Setelah gelombang gerakan kejam, intelektual Tiongkok dan masyarakat umum tidak berani menantang Partai ketika kampanye politik terbaru muncul, kali ini melawan Falun Gong, diluncurkan pada tahun 1999. Karena keyakinan mereka pada Sejati-Baik-Sabar, sejumlah besar Praktisi Falun Gong sejak itu ditangkap, ditahan, dipenjara, dan disiksa. Menurut data yang diterima dari Minghui, lebih dari 4.000 praktisi telah kehilangan nyawa mereka karena penganiayaan. Karena sensor dan blokade informasi, angka sebenarnya bisa jauh lebih tinggi. Namun, dengan berpihak pada PKT dalam penganiayaan, banyak orang Tiongkok menghadapi masa depan yang suram sebagai akibat dari merusak nilai-nilai tradisional.

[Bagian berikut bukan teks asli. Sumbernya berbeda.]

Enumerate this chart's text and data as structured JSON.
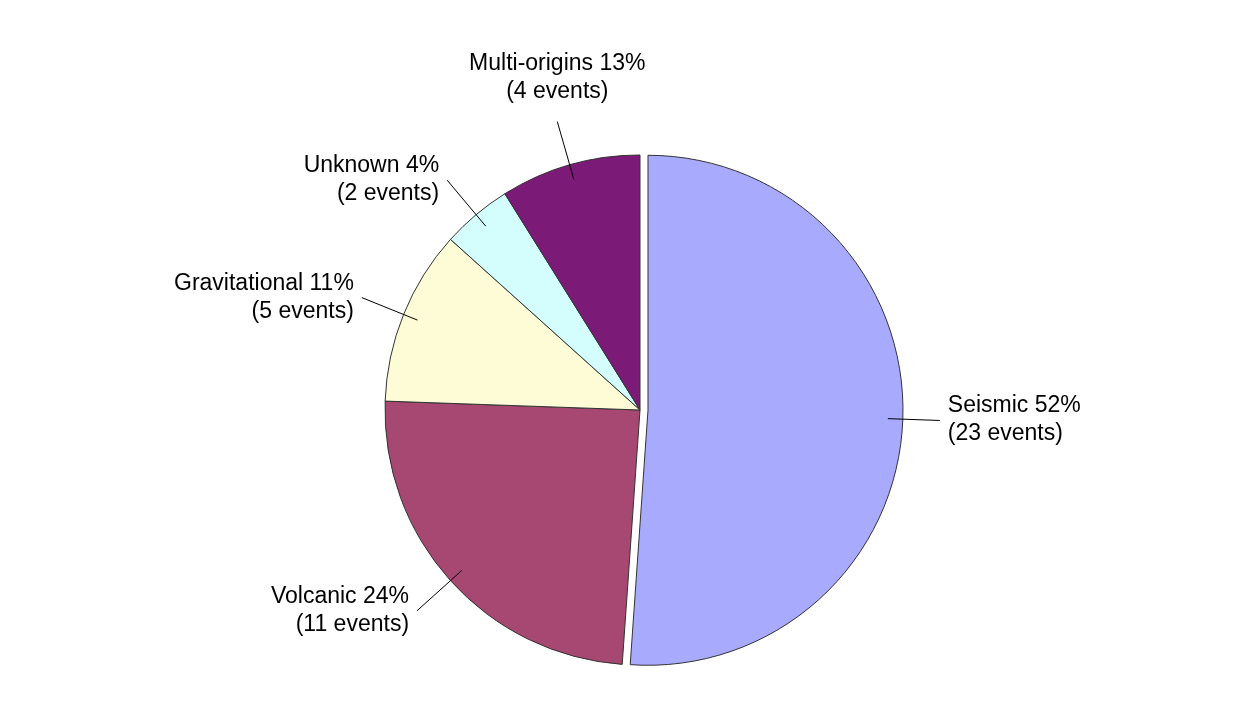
{
  "chart_data": {
    "type": "pie",
    "categories": [
      "Seismic",
      "Volcanic",
      "Gravitational",
      "Unknown",
      "Multi-origins"
    ],
    "values": [
      23,
      11,
      5,
      2,
      4
    ],
    "value_labels": [
      "52%\n(23 events)",
      "24%\n(11 events)",
      "11%\n(5 events)",
      "4%\n(2 events)",
      "13%\n(4 events)"
    ],
    "colors": [
      "#a8abfd",
      "#a64872",
      "#fefcd6",
      "#d4fefe",
      "#7b1a77"
    ]
  }
}
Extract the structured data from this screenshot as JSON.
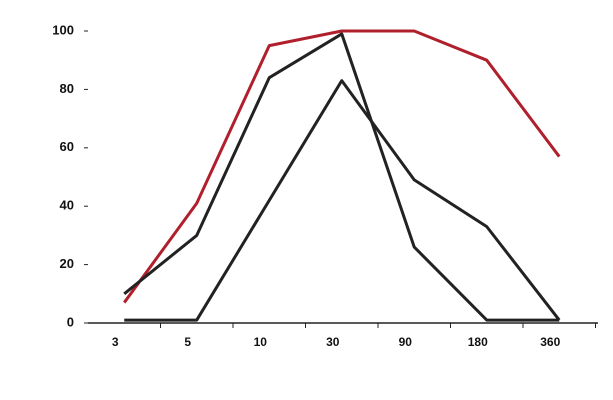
{
  "chart_data": {
    "type": "line",
    "categories": [
      "3",
      "5",
      "10",
      "30",
      "90",
      "180",
      "360"
    ],
    "series": [
      {
        "color": "#b0202c",
        "values": [
          7,
          41,
          95,
          100,
          100,
          90,
          57
        ]
      },
      {
        "color": "#222222",
        "values": [
          10,
          30,
          84,
          99,
          26,
          1,
          1
        ]
      },
      {
        "color": "#222222",
        "values": [
          1,
          1,
          42,
          83,
          49,
          33,
          1
        ]
      }
    ],
    "ylim": [
      0,
      100
    ],
    "yticks": [
      0,
      20,
      40,
      60,
      80,
      100
    ],
    "grid": false
  }
}
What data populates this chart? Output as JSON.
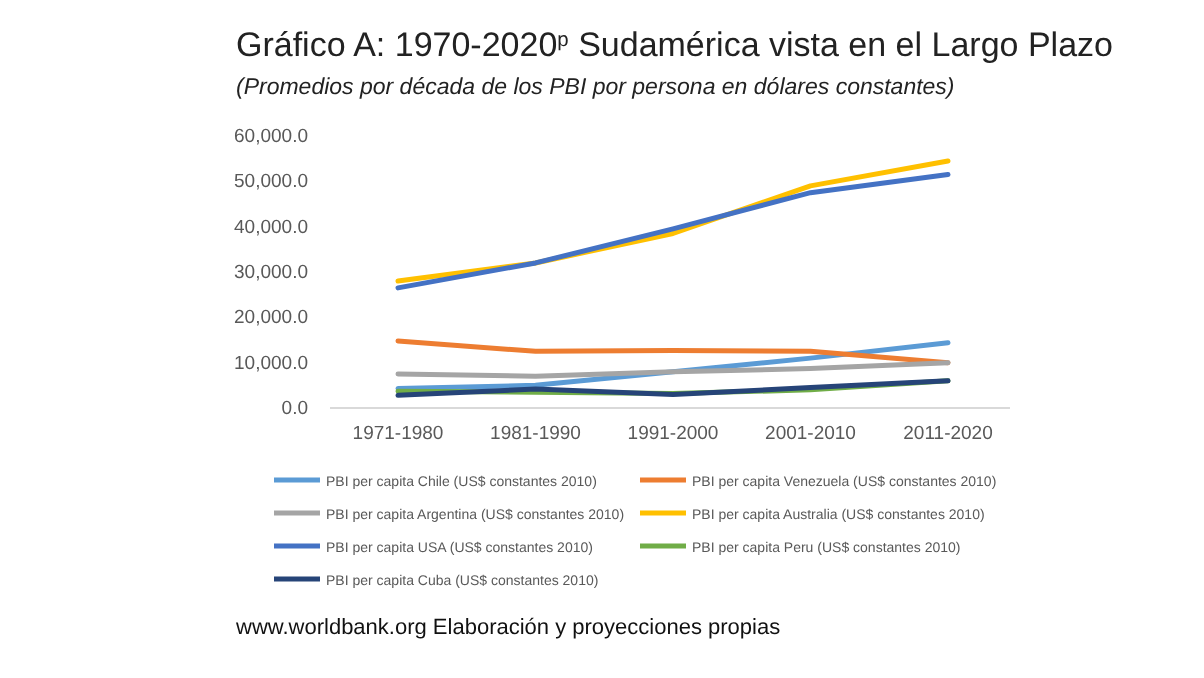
{
  "chart_data": {
    "type": "line",
    "title": "Gráfico A: 1970-2020$^{p}$ Sudamérica vista en el Largo Plazo",
    "subtitle": "(Promedios por década de los PBI por persona en dólares constantes)",
    "categories": [
      "1971-1980",
      "1981-1990",
      "1991-2000",
      "2001-2010",
      "2011-2020"
    ],
    "series": [
      {
        "name": "PBI per capita Chile (US$ constantes 2010)",
        "color": "#5b9bd5",
        "values": [
          4300,
          5000,
          8000,
          11000,
          14400
        ]
      },
      {
        "name": "PBI per capita Venezuela (US$ constantes 2010)",
        "color": "#ed7d31",
        "values": [
          14800,
          12500,
          12700,
          12500,
          10000
        ]
      },
      {
        "name": "PBI per capita Argentina (US$ constantes 2010)",
        "color": "#a5a5a5",
        "values": [
          7500,
          7000,
          8000,
          8700,
          10000
        ]
      },
      {
        "name": "PBI per capita Australia (US$ constantes 2010)",
        "color": "#ffc000",
        "values": [
          28000,
          32000,
          38500,
          49000,
          54500
        ]
      },
      {
        "name": "PBI per capita USA (US$ constantes 2010)",
        "color": "#4472c4",
        "values": [
          26500,
          32000,
          39500,
          47500,
          51500
        ]
      },
      {
        "name": "PBI per capita Peru (US$ constantes 2010)",
        "color": "#70ad47",
        "values": [
          3700,
          3500,
          3200,
          4000,
          6000
        ]
      },
      {
        "name": "PBI per capita Cuba (US$ constantes 2010)",
        "color": "#264478",
        "values": [
          2800,
          4200,
          3000,
          4500,
          6000
        ]
      }
    ],
    "ylim": [
      0,
      60000
    ],
    "yticks": [
      {
        "value": 0,
        "label": "0.0"
      },
      {
        "value": 10000,
        "label": "10,000.0"
      },
      {
        "value": 20000,
        "label": "20,000.0"
      },
      {
        "value": 30000,
        "label": "30,000.0"
      },
      {
        "value": 40000,
        "label": "40,000.0"
      },
      {
        "value": 50000,
        "label": "50,000.0"
      },
      {
        "value": 60000,
        "label": "60,000.0"
      }
    ],
    "grid": false,
    "legend": "bottom",
    "marker": "none",
    "line_style": "solid",
    "annotations": [
      "www.worldbank.org Elaboración y proyecciones propias"
    ]
  }
}
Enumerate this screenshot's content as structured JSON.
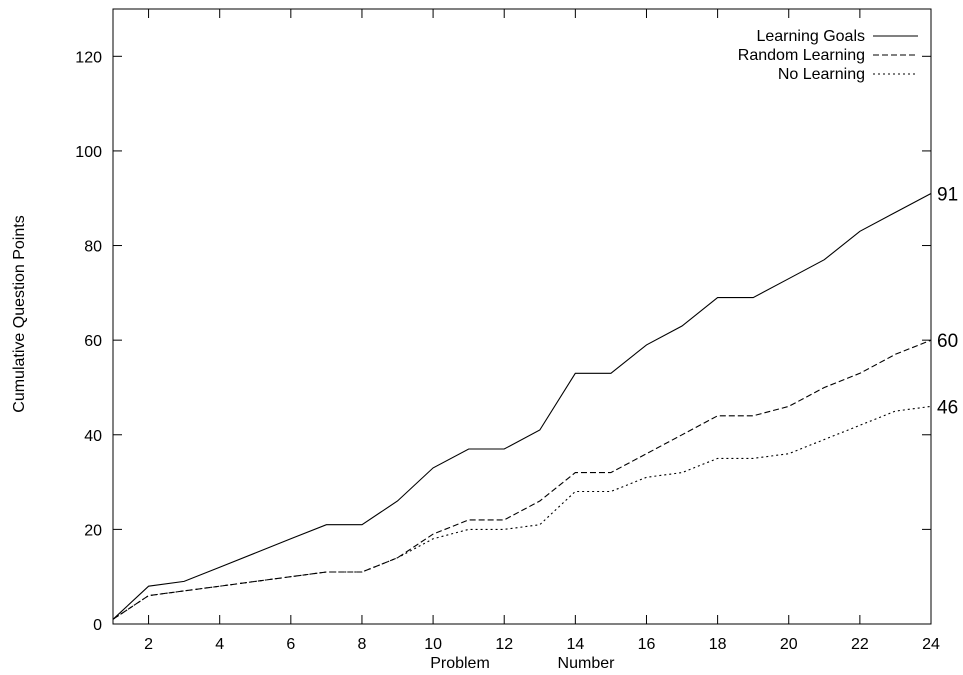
{
  "chart_data": {
    "type": "line",
    "title": "",
    "xlabel": "Problem Number",
    "xlabel_words": [
      "Problem",
      "Number"
    ],
    "ylabel": "Cumulative Question Points",
    "xlim": [
      1,
      24
    ],
    "ylim": [
      0,
      130
    ],
    "xticks": [
      2,
      4,
      6,
      8,
      10,
      12,
      14,
      16,
      18,
      20,
      22,
      24
    ],
    "yticks": [
      0,
      20,
      40,
      60,
      80,
      100,
      120
    ],
    "grid": false,
    "legend_position": "top-right",
    "x": [
      1,
      2,
      3,
      4,
      5,
      6,
      7,
      8,
      9,
      10,
      11,
      12,
      13,
      14,
      15,
      16,
      17,
      18,
      19,
      20,
      21,
      22,
      23,
      24
    ],
    "series": [
      {
        "name": "Learning Goals",
        "style": "solid",
        "values": [
          1,
          8,
          9,
          12,
          15,
          18,
          21,
          21,
          26,
          33,
          37,
          37,
          41,
          53,
          53,
          59,
          63,
          69,
          69,
          73,
          77,
          83,
          87,
          91
        ],
        "end_label": "91"
      },
      {
        "name": "Random Learning",
        "style": "dashed",
        "values": [
          1,
          6,
          7,
          8,
          9,
          10,
          11,
          11,
          14,
          19,
          22,
          22,
          26,
          32,
          32,
          36,
          40,
          44,
          44,
          46,
          50,
          53,
          57,
          60
        ],
        "end_label": "60"
      },
      {
        "name": "No Learning",
        "style": "dotted",
        "values": [
          1,
          6,
          7,
          8,
          9,
          10,
          11,
          11,
          14,
          18,
          20,
          20,
          21,
          28,
          28,
          31,
          32,
          35,
          35,
          36,
          39,
          42,
          45,
          46
        ],
        "end_label": "46"
      }
    ],
    "line_color": "#000000"
  }
}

Aristoteles pernah berkata, "Pilihan, bukan kesempatan, yang menentukan takdir anda." Ada juga pepatah Tiongkok yang mengatakan, “Kebaikan dibalas dengan kebaikan, dan kejahatan bertemu kejahatan.” Untungnya, setelah Sembilan Komentar Mengenai Partai Komunis diterbitkan pada tahun 2004, lebih dari 400 juta orang Tiongkok melepaskan keanggotaan dalam organisasi PKT, termasuk asosiasi junior Liga Pemuda dan Pionir Muda. Kami berharap lebih banyak orang, baik di dalam maupun di luar Tiongkok, akan menolak PKT. Melakukan hal itu akan membantu kita mengendalikan nasib kita dan memastikan masa depan yang cerah. Itu juga akan mengarah ke dunia yang lebih baik.